Much as I enjoyed the new incarnations of the Enterprise crew - about whom more in a moment - I think what really settled the film as ST for me were Sarek and the Sarek-Spock scenes on the one hand, and Christopher Pike and the Pike-Kirk scenes on the other. Abrams shows are (in)famous for their daddy issues and that trailer with James Dean!Kirk had me worried he'd go over the top there, but no, on the contrary. Ben Cross was wonderful as Sarek (Mark Lenard would have been proud), and in a film which manages to blow up Romulus in one timeline and Vulcan in the other, ST fans fond of Vulcans (not just of Spock, I mean) can absolutely revel in his scenes (and be relieved Spock managed to save him).

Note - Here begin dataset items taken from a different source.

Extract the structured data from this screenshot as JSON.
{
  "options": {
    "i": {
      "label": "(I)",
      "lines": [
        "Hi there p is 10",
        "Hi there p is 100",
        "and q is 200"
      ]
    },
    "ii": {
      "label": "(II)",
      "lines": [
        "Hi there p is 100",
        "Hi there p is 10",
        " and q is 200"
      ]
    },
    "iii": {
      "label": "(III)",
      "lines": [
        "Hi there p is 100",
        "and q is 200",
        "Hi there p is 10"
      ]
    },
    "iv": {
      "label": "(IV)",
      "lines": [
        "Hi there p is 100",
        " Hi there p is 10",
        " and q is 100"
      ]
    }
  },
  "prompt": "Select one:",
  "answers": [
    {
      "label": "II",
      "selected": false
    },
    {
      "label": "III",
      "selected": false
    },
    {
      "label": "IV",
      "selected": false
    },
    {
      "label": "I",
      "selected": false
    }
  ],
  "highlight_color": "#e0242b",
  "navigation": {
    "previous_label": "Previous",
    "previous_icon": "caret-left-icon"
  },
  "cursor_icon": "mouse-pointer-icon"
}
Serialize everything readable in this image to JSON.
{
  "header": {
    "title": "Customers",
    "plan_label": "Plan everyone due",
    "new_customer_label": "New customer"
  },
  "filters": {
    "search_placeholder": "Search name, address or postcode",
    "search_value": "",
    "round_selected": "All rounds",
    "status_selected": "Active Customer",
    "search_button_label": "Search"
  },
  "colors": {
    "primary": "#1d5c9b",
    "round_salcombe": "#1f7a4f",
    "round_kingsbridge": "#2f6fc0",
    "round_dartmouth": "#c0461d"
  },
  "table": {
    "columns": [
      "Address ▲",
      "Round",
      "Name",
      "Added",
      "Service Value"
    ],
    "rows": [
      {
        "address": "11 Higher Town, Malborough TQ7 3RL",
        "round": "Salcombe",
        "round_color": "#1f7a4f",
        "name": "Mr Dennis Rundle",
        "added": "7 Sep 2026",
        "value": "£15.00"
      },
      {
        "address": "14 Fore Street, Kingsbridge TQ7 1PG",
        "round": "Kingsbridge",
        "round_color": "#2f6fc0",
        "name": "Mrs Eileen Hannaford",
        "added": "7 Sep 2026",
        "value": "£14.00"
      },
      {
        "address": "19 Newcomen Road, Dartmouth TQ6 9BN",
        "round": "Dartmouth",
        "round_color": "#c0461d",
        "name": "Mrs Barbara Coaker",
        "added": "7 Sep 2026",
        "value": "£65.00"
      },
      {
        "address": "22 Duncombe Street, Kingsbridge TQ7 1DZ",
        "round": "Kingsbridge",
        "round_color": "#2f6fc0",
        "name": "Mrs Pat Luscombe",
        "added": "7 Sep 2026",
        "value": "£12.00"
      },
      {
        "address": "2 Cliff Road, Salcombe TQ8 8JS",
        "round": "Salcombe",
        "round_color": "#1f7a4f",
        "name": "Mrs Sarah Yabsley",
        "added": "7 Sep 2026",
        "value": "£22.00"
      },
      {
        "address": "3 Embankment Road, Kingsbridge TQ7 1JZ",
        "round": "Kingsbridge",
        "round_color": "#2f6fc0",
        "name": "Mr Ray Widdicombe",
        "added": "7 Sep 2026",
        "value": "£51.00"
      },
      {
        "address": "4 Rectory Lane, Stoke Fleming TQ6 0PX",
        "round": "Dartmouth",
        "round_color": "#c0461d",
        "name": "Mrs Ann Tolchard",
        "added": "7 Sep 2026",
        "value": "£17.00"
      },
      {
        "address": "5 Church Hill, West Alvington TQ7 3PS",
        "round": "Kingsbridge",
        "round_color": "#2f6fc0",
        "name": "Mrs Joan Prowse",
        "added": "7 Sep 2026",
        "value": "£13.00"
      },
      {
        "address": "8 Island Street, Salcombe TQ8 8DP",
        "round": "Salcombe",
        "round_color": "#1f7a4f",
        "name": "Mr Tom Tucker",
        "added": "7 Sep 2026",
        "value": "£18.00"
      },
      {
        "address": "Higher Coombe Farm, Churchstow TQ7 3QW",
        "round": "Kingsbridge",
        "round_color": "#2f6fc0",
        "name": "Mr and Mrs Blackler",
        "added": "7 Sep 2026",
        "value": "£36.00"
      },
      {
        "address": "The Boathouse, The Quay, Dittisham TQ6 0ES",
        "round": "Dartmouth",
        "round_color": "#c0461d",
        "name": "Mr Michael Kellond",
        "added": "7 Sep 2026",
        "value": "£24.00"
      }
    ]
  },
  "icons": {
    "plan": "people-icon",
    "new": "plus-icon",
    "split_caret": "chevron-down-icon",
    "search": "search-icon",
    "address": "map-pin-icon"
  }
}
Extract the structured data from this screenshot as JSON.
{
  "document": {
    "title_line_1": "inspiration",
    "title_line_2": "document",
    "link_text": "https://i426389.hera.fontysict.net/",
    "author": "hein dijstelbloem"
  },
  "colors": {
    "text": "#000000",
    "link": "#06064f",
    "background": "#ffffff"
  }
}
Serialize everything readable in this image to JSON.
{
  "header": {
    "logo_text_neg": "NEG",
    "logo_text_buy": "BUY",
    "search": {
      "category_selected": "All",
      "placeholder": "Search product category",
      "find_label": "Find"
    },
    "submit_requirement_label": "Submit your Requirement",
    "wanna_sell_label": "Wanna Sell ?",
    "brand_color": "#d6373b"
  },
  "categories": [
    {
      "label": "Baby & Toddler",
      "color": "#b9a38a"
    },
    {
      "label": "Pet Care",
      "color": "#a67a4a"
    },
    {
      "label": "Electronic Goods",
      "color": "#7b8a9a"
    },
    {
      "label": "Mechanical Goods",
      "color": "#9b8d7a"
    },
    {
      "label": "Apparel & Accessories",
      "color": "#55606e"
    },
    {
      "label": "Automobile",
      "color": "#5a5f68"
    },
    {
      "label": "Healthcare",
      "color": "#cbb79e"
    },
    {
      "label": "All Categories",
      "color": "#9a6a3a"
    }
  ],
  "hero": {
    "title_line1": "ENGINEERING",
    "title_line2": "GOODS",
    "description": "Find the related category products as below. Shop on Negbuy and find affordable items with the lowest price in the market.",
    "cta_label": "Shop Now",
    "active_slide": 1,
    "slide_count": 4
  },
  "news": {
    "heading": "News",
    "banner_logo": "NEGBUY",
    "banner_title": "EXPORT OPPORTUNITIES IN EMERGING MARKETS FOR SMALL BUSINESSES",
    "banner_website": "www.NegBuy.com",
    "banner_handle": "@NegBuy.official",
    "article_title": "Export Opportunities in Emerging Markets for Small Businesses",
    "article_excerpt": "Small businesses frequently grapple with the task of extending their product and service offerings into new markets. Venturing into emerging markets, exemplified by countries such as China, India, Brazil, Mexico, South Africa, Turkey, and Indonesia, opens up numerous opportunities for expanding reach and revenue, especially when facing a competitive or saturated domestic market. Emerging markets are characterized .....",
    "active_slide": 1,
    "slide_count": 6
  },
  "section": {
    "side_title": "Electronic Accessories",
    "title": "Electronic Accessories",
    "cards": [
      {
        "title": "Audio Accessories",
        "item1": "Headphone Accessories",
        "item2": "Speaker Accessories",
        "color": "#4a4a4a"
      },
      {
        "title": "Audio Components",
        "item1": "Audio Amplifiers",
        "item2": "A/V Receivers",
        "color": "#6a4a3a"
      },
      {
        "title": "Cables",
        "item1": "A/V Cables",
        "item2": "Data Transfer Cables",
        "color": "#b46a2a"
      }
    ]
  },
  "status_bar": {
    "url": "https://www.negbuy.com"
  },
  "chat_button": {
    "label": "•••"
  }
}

Bruce Greenwood (whom I remember as Truman Capote's long-suffering boyfriend in Capote and as Kennedy in Thirteen Days) was similarly great as Pike (zomg an Abrams oeuvre with not one but two likeable father/mentor figures to the main characters, and that's not counting Kirk's actual father who in his brief on screen life was noble and sympathetic as well), and it made me more than happy that the film utterly avoided one of my pet annoyances about TOS, wherein every Starfleet officer of equal or higher rank than Kirk seemed to be shown as less competent, if not insane - I'm exaggarating for effect, but only a little. Pike, by contrast, was quietly competent, smart, brave and basically the Hornblower in space type Roddenberry imagined in the pilot. Him surviving but still ending up in a wheelchair made me somewhat misty-eyed and is a lovely nod to both the original ST pilot and its reworking into The Menagerie.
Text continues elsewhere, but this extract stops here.